I was enrolled in extracurricular art classes as early as the second grade, and friends say they could not imagine me doing anything else. I agree. However, it took me years of working in the art world to realize I needed to focus on producing my vision full time. I considered going to college for sociology, english or computer science early on, and worked on an environmental campaign for a year in Texas after graduating high school a year early. In NYC I worked at various organizations such as Christie’s, Brooklyn Museum and output until I finally went freelance, and put the production skills I had learned to use by running my own studio.
If you could have dinner with anyone (dead or alive) who would it be and why?
That’s a tough question, but it would be M.I.A. She has done incredible work using the global pop culture platform to speak articulately about humanitarian issues, which is so rare in the mainstream creative landscape. I remember seeing her photo and a brief write up introducing her on the last page of The New Yorker way back when, and next thing she was touring worldwide. I just admire her and think we would get along.
Lightbox was a great space to collaborate for producing my new-media based work. The work requires a hanging sculptural installation, and the space was ready for rigging, complete with ladders and adjustable lighting. I also needed several projectors to map, which the space has many of. We planned a one night opening event this past fall with two other participating artist groups, and the location was great for our guests because it is right next to Times Square, NYC.
We sat down with Lightbox Lab artist, Jillian Barkley to discuss her upcoming show and more.
Lightbox: Give us the breakdown. What does it mean to be a visual artist and experiential designer? How do you approach your work?
Jillian Barkley: I think being a visual artist is different for everyone. A lot of artists approach their work with a specific message or meaning in mind, but my work is more about creating things I wish existed. Most of my 2D work is creating these kind of weird abstract scenes that maybe couldn’t exist in this dimension but something you could experience in a dream. I try to apply the same philosophy when creating environmental work. For me, allowing people to have that moment of transcendence as if they’ve peeked into another world is the ultimate measure of a successful installation.
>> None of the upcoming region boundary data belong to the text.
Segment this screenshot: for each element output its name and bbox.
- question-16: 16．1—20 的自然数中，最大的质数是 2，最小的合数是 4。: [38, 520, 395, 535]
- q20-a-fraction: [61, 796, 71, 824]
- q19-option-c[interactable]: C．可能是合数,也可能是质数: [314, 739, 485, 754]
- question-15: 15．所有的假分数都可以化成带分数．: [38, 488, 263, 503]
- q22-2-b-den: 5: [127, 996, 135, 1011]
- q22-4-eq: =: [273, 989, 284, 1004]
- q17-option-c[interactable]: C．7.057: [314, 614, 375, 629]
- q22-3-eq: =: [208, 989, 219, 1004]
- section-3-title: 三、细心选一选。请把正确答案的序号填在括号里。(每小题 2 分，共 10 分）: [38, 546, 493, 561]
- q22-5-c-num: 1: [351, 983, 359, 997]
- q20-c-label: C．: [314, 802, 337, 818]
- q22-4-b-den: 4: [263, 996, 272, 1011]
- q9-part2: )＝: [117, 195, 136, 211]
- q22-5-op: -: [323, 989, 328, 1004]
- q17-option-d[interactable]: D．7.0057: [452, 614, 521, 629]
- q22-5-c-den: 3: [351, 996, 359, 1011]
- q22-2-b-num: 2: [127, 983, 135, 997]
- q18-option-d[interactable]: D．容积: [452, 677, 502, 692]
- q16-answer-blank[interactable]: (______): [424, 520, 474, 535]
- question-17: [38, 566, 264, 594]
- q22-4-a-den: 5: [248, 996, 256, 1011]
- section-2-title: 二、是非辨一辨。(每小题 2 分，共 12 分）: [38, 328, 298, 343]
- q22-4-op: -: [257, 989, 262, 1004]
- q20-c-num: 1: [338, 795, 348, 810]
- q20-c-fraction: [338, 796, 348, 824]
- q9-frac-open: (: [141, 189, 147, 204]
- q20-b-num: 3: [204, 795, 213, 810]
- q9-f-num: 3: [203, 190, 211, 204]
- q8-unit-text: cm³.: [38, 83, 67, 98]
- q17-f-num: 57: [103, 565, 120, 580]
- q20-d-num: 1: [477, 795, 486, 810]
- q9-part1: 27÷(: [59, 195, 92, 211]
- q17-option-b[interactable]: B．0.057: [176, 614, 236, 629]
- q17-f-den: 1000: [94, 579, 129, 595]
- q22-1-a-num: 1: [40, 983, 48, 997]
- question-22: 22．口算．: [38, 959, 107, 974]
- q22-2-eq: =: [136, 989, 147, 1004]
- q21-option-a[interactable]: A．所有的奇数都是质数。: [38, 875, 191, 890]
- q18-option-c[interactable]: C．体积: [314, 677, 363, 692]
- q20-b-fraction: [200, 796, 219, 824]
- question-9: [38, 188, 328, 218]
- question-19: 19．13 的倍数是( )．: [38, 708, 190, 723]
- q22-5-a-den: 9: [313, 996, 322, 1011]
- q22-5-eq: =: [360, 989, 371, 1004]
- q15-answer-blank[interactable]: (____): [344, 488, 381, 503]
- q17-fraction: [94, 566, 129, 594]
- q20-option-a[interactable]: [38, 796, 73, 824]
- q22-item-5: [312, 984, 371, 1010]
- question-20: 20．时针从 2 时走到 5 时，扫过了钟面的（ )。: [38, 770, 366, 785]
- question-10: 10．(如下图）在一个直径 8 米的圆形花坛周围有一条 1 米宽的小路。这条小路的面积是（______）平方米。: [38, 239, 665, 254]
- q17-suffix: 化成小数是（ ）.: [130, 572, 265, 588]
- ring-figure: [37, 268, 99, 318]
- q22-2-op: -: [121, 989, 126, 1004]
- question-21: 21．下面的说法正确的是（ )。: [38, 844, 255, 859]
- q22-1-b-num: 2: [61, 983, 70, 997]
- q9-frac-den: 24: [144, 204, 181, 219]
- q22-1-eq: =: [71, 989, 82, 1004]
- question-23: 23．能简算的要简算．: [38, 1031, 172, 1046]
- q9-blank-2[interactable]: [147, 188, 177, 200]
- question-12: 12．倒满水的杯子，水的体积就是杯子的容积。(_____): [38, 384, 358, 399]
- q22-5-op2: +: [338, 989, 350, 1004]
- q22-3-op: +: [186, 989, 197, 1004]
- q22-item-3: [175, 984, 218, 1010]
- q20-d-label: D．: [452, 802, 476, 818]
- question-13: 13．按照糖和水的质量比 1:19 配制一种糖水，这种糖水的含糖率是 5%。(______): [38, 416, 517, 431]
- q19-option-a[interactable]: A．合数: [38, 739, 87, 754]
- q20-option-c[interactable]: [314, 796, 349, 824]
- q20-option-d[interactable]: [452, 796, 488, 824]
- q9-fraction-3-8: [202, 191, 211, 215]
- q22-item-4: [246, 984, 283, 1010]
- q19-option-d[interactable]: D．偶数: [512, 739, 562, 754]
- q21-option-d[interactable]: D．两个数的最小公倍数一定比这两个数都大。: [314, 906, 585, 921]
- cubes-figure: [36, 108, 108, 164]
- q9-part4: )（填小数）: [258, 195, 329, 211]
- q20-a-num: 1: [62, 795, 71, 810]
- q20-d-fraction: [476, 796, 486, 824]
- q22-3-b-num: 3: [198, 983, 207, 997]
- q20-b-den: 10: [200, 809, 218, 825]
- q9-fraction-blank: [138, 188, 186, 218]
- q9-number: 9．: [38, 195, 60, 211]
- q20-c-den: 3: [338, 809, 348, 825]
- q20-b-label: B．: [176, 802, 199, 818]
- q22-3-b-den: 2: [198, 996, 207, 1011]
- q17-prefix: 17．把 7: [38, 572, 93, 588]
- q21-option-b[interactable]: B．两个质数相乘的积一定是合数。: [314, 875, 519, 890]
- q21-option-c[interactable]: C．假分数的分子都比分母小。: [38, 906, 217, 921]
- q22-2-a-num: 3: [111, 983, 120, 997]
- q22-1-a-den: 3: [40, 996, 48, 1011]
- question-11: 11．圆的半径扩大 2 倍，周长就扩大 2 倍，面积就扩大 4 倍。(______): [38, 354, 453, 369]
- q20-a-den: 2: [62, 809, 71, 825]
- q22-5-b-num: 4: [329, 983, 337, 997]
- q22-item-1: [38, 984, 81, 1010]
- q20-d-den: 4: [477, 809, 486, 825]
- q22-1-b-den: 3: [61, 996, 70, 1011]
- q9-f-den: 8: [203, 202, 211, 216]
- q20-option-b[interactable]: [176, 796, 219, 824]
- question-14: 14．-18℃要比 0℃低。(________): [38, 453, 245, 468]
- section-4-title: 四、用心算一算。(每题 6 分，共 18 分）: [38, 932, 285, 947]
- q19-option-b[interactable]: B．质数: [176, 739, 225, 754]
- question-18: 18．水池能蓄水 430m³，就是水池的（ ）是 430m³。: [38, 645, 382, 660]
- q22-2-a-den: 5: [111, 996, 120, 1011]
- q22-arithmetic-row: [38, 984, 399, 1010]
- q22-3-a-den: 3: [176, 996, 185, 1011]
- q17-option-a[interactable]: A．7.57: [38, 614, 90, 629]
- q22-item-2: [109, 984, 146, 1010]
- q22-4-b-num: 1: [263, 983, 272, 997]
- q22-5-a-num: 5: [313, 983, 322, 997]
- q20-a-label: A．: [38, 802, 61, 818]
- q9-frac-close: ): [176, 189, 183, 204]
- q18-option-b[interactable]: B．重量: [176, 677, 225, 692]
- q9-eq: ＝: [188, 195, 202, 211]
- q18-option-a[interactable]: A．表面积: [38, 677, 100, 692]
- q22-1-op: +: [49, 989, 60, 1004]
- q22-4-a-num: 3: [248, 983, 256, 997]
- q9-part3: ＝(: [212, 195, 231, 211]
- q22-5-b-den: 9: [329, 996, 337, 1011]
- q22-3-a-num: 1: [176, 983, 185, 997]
LB: Does your freelance work influence your artwork? If so, how?
JB: I don’t think my freelance work directly influences my art, but I do think it makes me a better artist. I tend to work primarily with tech companies, so having the opportunity to take a brand that exists only in the digital ether and bring them to life in a physical way is a really special thing but also comes with its own set of challenges. I’m grateful for the learning opportunities those jobs have afforded me and I think ultimately has made me a stronger creative.
LB: If not an artist, then what would you be?
JB: When I was a kid I really wanted to be a dancer. I would watch MTV for hours and memorize dance moves and by the time I was in high school I was taking lessons every day after school. I still take classes recreationally, and will dance in my art studio often.
LB: What comes first, the art or the technology?
JB: Always the art. If an idea can be made stronger through technology then I’m happy to incorporate it, but I think a lot of people get swept up in what’s cutting edge because it’s new and not necessarily because it’s interesting.
LB: Why Lightbox?
JB: Lightbox isn’t a traditional gallery, but more of a community hub. The residency has been very collaborative throughout, and it’s nice to build something site-specific in such a versatile and adaptive space.